Disobedients would still be arrested and prosecuted, but they would get to explain and defend
their actions in court. They would be heard.

5. Conclusion
There have been shifts in the paradigm forms and goals of civil disobedience over the past
century, from the suffragettes’ militant activism in pursuit of their basic rights of citizenship to
the youth climate movement’s school walkouts and mass demonstrations to demand
governments take urgent action to combat the climate crisis. Even so, civil disobedience remains
an enduring, vibrant part of political activism and, increasingly, benefits from transnational
alliances.

Theorists have long assumed that civil disobedience only begs justification in liberal, democratic
societies – the best real-world candidates for legitimate states. However, civil disobedience also
raises questions in undemocratic and illegitimate contexts, regarding its overall role, strategic
value, and tactical efficacy. For instance, disobedient protests in support of democracy in Hong
Kong may not be presumptively impermissible given China’s authoritarian rule. Yet they still
beg significant questions concerning the proper contours of extra-institutional dissident politics
and the justification of uncivil and forceful tactics in repressive contexts, including violence
against police and the destruction of pro-China shops and Chinese banks.

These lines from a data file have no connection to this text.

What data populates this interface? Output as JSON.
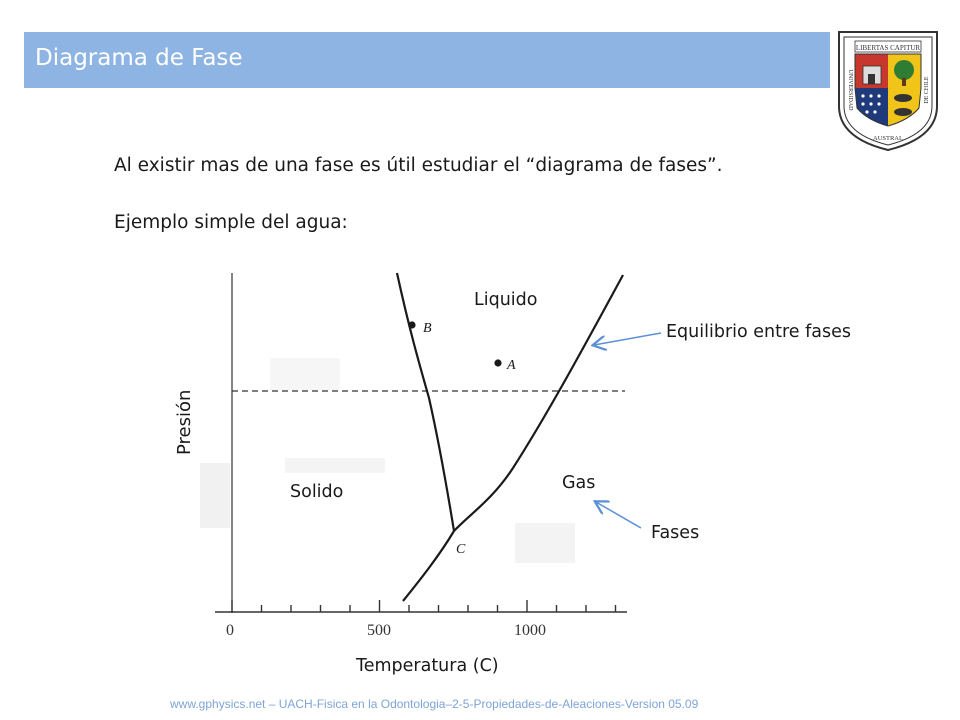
{
  "slide": {
    "title": "Diagrama de Fase",
    "crest_text": {
      "top": "LIBERTAS CAPITUR",
      "left": "UNIVERSIDAD",
      "bottom": "AUSTRAL",
      "right": "DE CHILE"
    },
    "intro_line": "Al existir mas de una fase es útil estudiar el “diagrama de fases”.",
    "example_line": "Ejemplo simple del agua:",
    "footer": "www.gphysics.net – UACH-Fisica en la Odontologia–2-5-Propiedades-de-Aleaciones-Version 05.09"
  },
  "diagram": {
    "region_labels": {
      "liquid": "Liquido",
      "solid": "Solido",
      "gas": "Gas"
    },
    "point_labels": [
      "B",
      "A",
      "C"
    ],
    "x_ticks": [
      "0",
      "500",
      "1000"
    ],
    "xlabel": "Temperatura (C)",
    "ylabel": "Presión",
    "annotations": {
      "equilibrium": "Equilibrio entre fases",
      "phases": "Fases"
    },
    "arrow_color": "#5b8fd6"
  }
}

Finally, whereas theorists have tended to think of civil disobedience as generally undertaken to
achieve worthy public goals, liberal democratic states have recently witnessed much
disobedience in pursuit of anti-democratic and illiberal goals, including conscientious refusal to
abide by antidiscrimination statutes and violations of, and protests against, laws requiring the
provision of reproductive services and the public health measures enacted to slow the spread of
the coronavirus. We may need a different lens than liberal and democratic theorists have offered
to evaluate the full range of conservative social movements, counter-movements, and reactionary
movements which resort to civil (and other forms of) disobedience.